As he comes of age, Godwin is increasingly conflicted about his relationship to his country and his place in it, especially as the arrival of independence only leads to the continuation of coloniality in a different guise.
Butterfly Burning by Yvonne Vera
I will end this list the way I began it by looking at the colonial narrative’s construction of race and gender. Phephelaphi, Yvonne Vera’s heroine in this novel, which is set in 1948, is not, according to the colonial narrative, supposed to be on a pedestal. As a black woman in a city where her labor is not required by colonial capitalism she is not supposed to be seen or to exist, and, if she is made visible, it should be clear that she is a dangerous and diseased threat. And yet when Phephelaphi first meets Fumbatha, he sees only her beauty, health and vitality and puts her on a pedestal.

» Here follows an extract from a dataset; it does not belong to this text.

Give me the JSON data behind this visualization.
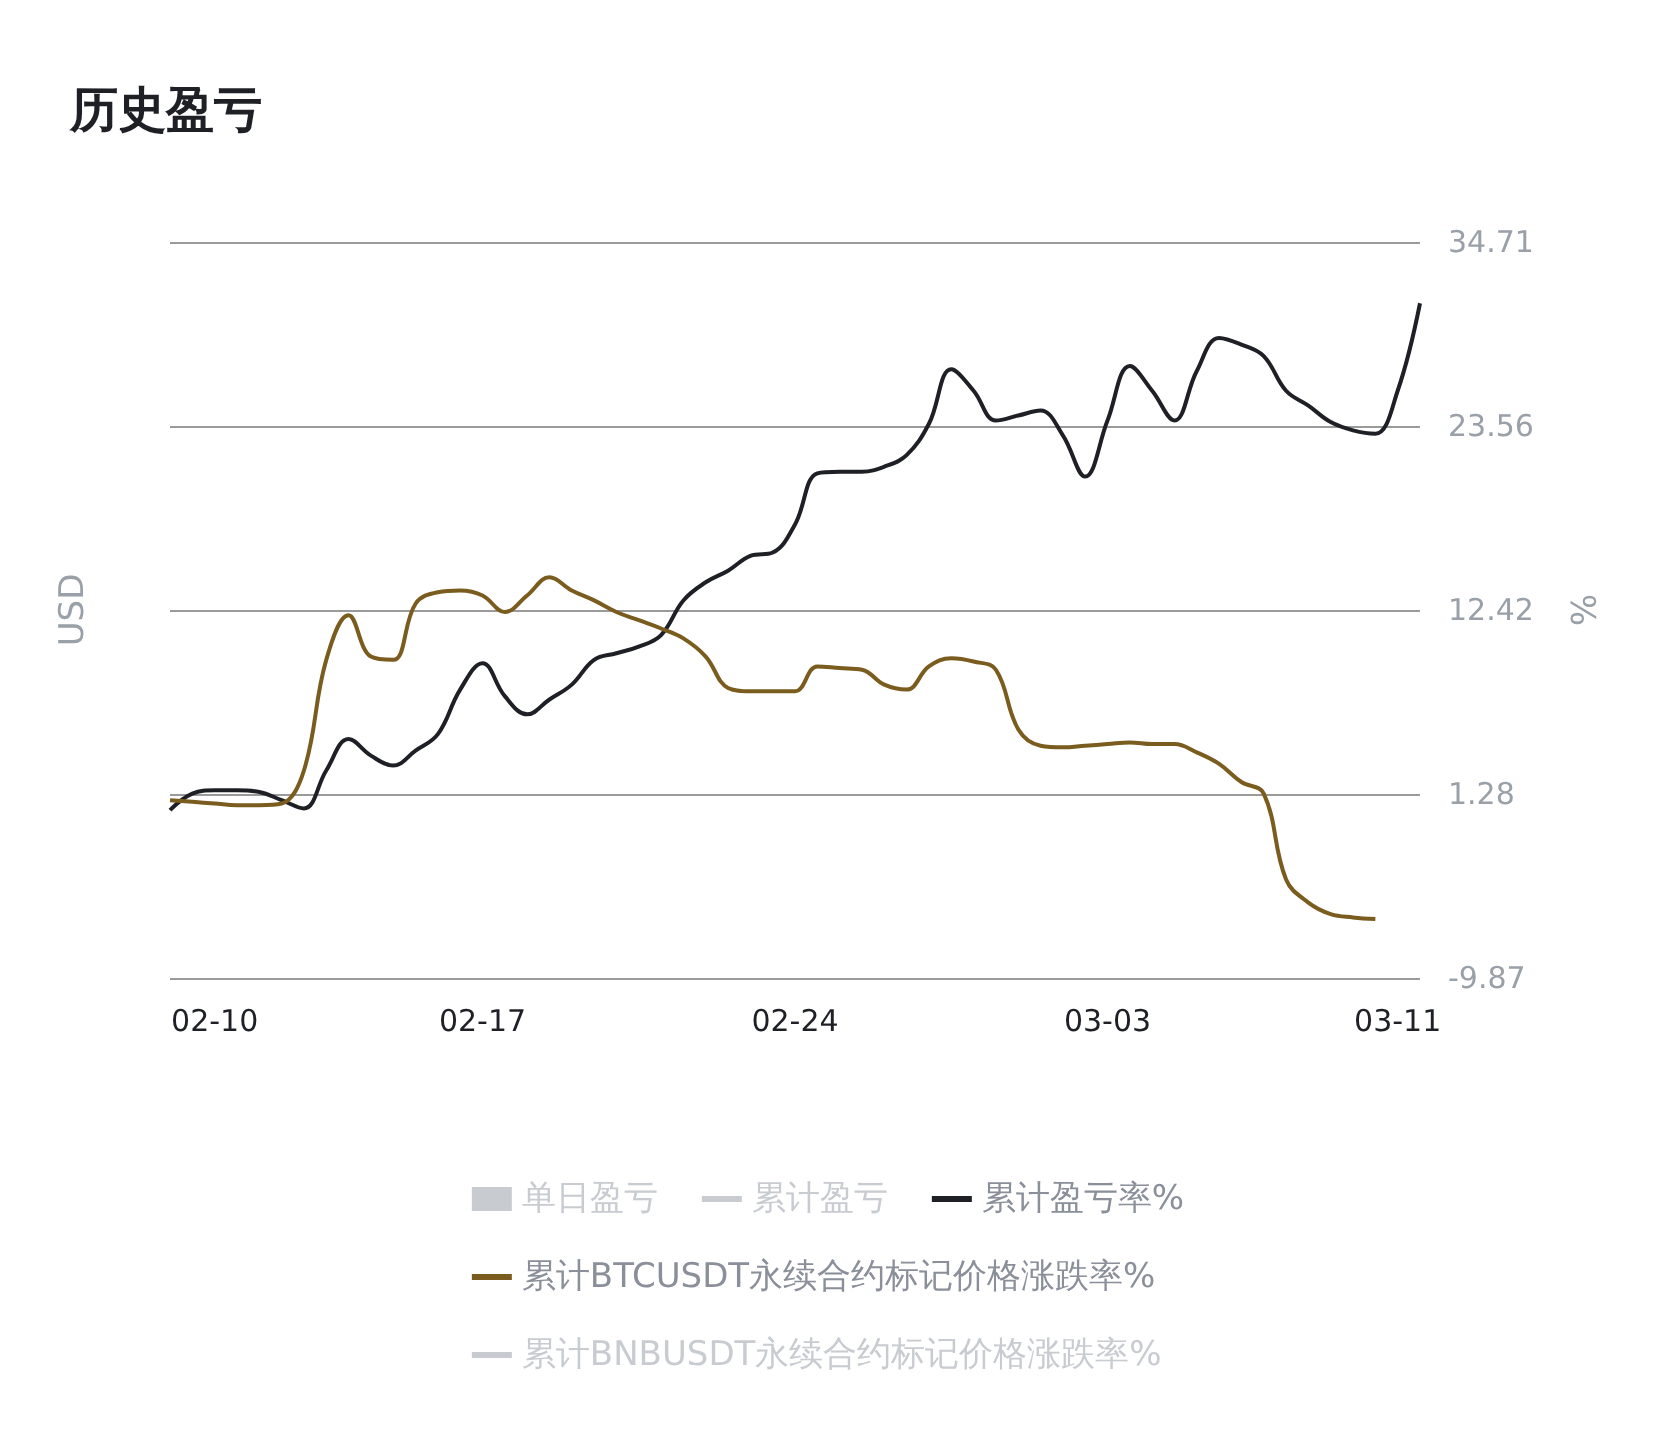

But this narrative that has turned Fumbatha into a laborer and turned Phephelaphi into a potential threat cannot contain their happiness, especially when she starts thinking of herself as a being with intelligence, agency and industry and takes steps towards becoming a nurse. Fumbatha, the laborer, wants in Phephelaphi someone who will provide him with the comforts of home. When he learns of her ambitions he uses the somewhat privileged, even if limited, position that patriarchy and capitalism afford him to punish her for her ambitions.
Trapped by the limited colonial constructions of race and gender, Phephelaphi has to create her own type of emancipation.